Previous versions of the tool implemented pipelining through the use of a top-level pipelining controller, which mandates flushing the pipelining in the absence of data on the input. Distributed control eliminates this requirement, allowing for autonomously pipelined blocks with extremely high performance.

Catapult C reads in pure ANSI C++. But when it comes to building virtual platforms for verification, most designers prefer to work with SystemC. SystemC is the only language that can serve as a wrapper for ANSI C++ even as it facilitates the specification of block-to-block communications and explicit concurrency. It also lets designers specify communication interfaces.

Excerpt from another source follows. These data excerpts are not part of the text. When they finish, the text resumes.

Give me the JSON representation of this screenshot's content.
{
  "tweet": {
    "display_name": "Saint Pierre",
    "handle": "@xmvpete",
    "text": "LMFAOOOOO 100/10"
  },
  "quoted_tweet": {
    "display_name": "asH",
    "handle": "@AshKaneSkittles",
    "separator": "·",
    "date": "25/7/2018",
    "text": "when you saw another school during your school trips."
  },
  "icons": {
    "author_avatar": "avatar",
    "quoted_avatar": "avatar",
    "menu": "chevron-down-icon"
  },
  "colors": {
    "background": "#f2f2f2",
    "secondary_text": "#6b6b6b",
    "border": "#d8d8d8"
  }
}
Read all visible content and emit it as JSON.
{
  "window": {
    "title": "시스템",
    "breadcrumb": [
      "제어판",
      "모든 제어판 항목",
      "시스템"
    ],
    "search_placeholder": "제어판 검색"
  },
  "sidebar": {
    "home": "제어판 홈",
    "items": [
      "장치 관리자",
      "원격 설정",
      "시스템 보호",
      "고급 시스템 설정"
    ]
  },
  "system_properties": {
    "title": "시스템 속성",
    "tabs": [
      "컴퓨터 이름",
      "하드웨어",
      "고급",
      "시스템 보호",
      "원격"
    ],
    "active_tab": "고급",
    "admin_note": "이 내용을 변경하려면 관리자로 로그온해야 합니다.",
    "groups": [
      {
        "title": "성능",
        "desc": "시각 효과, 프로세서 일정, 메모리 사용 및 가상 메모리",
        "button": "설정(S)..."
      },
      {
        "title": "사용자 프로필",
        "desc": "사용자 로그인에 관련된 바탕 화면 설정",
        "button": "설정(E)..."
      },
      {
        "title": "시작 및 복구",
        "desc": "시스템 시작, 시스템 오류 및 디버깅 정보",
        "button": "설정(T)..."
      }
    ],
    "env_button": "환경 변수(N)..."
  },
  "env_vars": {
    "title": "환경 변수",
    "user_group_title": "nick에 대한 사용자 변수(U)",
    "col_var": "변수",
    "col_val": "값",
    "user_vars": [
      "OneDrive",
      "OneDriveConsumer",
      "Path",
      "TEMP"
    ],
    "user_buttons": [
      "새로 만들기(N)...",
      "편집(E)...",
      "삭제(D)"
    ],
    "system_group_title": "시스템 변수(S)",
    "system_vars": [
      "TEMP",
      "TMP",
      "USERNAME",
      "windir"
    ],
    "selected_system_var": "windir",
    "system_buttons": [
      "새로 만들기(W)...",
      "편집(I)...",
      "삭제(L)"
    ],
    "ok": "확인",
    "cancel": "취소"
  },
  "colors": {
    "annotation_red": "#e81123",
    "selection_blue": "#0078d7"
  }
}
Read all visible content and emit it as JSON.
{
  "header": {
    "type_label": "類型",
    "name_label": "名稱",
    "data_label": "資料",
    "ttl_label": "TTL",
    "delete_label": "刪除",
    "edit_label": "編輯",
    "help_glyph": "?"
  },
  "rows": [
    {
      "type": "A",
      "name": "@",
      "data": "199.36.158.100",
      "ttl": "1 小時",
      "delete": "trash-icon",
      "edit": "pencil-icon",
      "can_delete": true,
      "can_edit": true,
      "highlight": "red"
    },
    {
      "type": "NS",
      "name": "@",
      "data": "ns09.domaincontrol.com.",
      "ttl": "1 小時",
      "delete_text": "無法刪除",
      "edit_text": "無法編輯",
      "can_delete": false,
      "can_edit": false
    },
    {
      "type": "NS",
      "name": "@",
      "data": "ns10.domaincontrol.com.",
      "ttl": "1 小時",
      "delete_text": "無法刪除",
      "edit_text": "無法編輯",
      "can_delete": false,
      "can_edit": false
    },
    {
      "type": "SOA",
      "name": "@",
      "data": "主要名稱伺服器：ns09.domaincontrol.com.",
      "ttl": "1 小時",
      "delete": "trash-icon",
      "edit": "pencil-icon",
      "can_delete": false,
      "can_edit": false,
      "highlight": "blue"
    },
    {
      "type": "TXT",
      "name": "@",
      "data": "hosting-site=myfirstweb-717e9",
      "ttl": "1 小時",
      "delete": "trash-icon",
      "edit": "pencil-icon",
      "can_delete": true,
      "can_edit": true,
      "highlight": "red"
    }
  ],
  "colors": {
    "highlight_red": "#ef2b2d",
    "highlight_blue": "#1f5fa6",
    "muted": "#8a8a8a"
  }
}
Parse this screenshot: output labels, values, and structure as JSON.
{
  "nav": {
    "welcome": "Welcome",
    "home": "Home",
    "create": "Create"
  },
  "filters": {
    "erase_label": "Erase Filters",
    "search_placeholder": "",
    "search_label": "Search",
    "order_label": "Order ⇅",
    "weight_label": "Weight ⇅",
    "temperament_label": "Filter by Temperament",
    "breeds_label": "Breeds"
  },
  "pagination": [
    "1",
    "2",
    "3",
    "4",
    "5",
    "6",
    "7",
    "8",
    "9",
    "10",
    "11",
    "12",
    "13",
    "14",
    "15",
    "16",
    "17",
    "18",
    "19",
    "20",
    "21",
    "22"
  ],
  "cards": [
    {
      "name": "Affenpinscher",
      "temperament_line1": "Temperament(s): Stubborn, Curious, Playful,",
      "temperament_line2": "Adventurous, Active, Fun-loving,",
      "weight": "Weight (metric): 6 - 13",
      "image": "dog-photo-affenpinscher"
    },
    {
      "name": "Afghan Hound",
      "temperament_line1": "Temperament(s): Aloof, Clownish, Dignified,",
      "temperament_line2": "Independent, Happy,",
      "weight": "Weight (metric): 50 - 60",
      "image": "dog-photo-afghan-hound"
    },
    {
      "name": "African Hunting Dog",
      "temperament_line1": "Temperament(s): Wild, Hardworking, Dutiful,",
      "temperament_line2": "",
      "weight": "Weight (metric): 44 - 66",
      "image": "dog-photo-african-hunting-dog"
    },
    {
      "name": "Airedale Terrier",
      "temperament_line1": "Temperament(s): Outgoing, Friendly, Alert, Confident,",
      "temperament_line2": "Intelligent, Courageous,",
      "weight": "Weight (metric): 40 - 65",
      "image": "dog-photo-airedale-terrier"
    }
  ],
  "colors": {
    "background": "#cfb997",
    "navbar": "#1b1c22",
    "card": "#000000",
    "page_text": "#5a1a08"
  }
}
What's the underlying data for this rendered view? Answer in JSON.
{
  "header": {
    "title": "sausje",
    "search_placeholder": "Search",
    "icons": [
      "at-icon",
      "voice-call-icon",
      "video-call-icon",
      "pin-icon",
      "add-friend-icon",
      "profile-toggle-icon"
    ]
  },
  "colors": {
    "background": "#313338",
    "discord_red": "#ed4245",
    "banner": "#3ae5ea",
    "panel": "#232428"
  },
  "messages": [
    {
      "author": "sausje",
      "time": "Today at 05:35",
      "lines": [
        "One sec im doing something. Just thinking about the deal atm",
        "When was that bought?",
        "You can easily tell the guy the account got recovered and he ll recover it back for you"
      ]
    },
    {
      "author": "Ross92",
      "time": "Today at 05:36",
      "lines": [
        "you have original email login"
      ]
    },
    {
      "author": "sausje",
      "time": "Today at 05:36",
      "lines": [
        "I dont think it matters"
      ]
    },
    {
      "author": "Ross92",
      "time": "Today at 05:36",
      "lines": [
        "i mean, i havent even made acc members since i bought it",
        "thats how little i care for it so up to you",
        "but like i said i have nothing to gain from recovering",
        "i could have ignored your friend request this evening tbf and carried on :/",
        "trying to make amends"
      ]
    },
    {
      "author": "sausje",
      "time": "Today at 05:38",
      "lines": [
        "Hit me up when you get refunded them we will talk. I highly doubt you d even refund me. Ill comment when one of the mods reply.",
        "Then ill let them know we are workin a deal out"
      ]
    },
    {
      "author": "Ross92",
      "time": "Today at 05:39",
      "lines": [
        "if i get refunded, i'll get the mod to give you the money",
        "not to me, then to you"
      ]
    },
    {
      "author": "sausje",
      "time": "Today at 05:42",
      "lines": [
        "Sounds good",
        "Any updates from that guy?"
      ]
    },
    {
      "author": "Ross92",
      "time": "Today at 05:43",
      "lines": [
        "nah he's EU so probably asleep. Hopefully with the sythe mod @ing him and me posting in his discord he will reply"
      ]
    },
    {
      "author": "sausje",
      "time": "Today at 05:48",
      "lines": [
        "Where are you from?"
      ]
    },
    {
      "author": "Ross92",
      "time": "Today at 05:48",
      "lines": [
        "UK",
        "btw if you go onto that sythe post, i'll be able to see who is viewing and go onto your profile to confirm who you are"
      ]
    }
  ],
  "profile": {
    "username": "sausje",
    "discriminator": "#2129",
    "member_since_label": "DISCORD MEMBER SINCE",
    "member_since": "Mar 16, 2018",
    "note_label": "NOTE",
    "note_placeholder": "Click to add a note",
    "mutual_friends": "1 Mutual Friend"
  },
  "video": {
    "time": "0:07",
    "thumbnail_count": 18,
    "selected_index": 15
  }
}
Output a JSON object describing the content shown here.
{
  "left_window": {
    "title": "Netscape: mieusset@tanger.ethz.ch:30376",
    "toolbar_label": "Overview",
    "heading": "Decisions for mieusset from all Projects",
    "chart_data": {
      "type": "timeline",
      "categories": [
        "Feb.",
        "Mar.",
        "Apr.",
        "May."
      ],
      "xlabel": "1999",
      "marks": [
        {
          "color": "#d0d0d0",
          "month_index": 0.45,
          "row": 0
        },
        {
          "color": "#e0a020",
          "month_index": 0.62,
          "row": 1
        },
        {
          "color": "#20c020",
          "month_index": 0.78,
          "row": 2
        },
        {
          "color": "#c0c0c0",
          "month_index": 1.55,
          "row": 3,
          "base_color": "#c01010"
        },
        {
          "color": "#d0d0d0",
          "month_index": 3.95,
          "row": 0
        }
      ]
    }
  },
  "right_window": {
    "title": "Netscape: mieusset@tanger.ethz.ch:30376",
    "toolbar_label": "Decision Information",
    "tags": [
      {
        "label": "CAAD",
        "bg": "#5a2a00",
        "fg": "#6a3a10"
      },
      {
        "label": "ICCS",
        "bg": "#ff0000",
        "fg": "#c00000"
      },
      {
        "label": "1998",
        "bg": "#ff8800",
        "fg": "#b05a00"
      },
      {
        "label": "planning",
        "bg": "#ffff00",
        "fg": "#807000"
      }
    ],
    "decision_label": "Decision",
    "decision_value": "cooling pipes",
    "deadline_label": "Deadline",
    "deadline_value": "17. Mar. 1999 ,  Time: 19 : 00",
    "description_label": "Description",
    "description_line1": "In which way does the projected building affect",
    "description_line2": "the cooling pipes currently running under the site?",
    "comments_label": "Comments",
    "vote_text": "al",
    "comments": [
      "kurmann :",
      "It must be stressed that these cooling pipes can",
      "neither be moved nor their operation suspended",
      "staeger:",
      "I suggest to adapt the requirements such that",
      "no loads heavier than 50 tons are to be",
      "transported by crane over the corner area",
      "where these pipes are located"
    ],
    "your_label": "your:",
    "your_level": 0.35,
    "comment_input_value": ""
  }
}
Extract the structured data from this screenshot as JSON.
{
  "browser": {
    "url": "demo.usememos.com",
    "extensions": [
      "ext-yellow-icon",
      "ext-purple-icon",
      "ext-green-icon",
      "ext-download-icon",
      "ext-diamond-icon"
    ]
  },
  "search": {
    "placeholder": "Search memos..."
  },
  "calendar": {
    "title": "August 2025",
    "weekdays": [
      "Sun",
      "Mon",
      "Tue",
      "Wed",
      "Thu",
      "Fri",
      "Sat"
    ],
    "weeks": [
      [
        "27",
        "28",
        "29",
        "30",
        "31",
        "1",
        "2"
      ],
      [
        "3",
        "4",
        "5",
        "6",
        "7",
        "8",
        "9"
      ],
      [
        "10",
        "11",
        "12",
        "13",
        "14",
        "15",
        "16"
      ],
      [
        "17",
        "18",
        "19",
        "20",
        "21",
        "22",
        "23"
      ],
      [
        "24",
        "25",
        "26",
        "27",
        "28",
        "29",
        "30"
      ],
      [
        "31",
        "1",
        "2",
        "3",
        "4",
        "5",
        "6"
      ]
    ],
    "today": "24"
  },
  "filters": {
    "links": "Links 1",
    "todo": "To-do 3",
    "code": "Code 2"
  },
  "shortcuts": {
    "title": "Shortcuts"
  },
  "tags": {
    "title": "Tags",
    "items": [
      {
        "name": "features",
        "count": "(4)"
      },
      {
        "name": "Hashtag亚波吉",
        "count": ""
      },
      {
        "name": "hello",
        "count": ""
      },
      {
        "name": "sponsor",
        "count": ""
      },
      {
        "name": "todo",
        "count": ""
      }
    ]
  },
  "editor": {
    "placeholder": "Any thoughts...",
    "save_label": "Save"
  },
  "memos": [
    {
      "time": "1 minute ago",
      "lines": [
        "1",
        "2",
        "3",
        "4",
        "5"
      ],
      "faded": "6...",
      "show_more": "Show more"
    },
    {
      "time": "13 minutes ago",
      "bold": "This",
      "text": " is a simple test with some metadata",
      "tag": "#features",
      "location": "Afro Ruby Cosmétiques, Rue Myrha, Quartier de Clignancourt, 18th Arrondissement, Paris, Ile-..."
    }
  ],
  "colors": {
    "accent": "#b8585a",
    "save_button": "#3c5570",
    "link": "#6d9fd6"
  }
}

To enable generation of SystemC models, Mentor integrated Catapult C with its Vista Model Builder, which leverages the Open SystemC Initiative’s recently ratified TLM 2.0 standard. Using the ANSI C++ algorithm, the Vista Model Builder creates a compartmentalized SystemC model and automatically generates the model’s transaction-level interface. The resulting model can later be annotated with timing information and, eventually, power-consumption data. Models can be created at a coarse level of detail or at finer levels at the expense of greater simulation time.

Synfora improved its PICO Extreme and PICO Extreme FPGA algorithmic synthesis tools to achieve higher performance and smaller area than the tools’ previous generation. PICO Extreme, an optimizing compiler that transforms a sequential, untimed C algorithm into highly efficient RTL, was enhanced so designers could create and analyze hardware designs more effectively. Moreover, they include QoR improvements in terms of area, throughput, timing, and timing correlation, as well as user feedback improvements.

In the latest version of PICO Extreme, advances in scheduling algorithms enable the compiler to optimize registers in a design. Benchmarks reveal area improvements of 5% to 20%. Sophisticated analysis of variable loop bounds, combined with a new approach to handling early exits from loops, provides performance boosts in the range of 10% to 30% on complex designs.

Achieving high productivity on complex designs requires synthesis tools to provide sophisticated analysis, feedback, and debugging capabilities. Therefore, users can better understand the performance and area bottlenecks in the design. The enhancements to PICO Extreme 08.03, including those to the reporting and feedback capabilities, improve the ability to analyze throughput bottlenecks, provide greater visualization and reporting of the hardware cost, and allow automatic detection and feedback on potential deadlock scenarios.

Creating Virtual Platforms Moving from the algorithmic phase into a virtual platform for simulation often involves hardware acceleration. Vendors such as EVE have struck up partnerships with numerous ESL companies to improve their handling of models at various levels of abstraction.

“For one, Sony asked us to work with them. We ended up developing platforms where we would take charge of RTL blocks in simulating. Others would be simulated in their environment with their tools,” says Lauro Rizzati, general manager of EVE-USA.

EVE’s ZeBu FPGA-based emulation systems require synthesizable RTL, which is compiled and mapped onto the emulators’ multiple FPGAs. But EVE does offer a means of interfacing higher-level models through transactors based on the SCE-MI standard.

Called ZEMI-3, the transaction-level modeling methodology lets designers quickly create custom transactors for protocols that don’t fall neatly within the bounds of standard types. In doing so, ZEMI-3 technology raises the level of abstraction for hardware debugging. Custom transactors compiled with ZEMI-3 work with various transaction-level environments, such as those from CoWare and Synopsys.

EVE developed the ZEMI-3 technology from the compilation technology it acquired with Tharas Systems. “We optimized their behavioral synthesis for developing transactors,” says Rizzati. “It’s no longer general behavioral synthesis but targets transactors only.” Meanwhile, EVE continues to develop and offer off-the-shelf transactors, such as an AXI Master/Slave transactor and a PCIe Gen 2.0 16x transactor.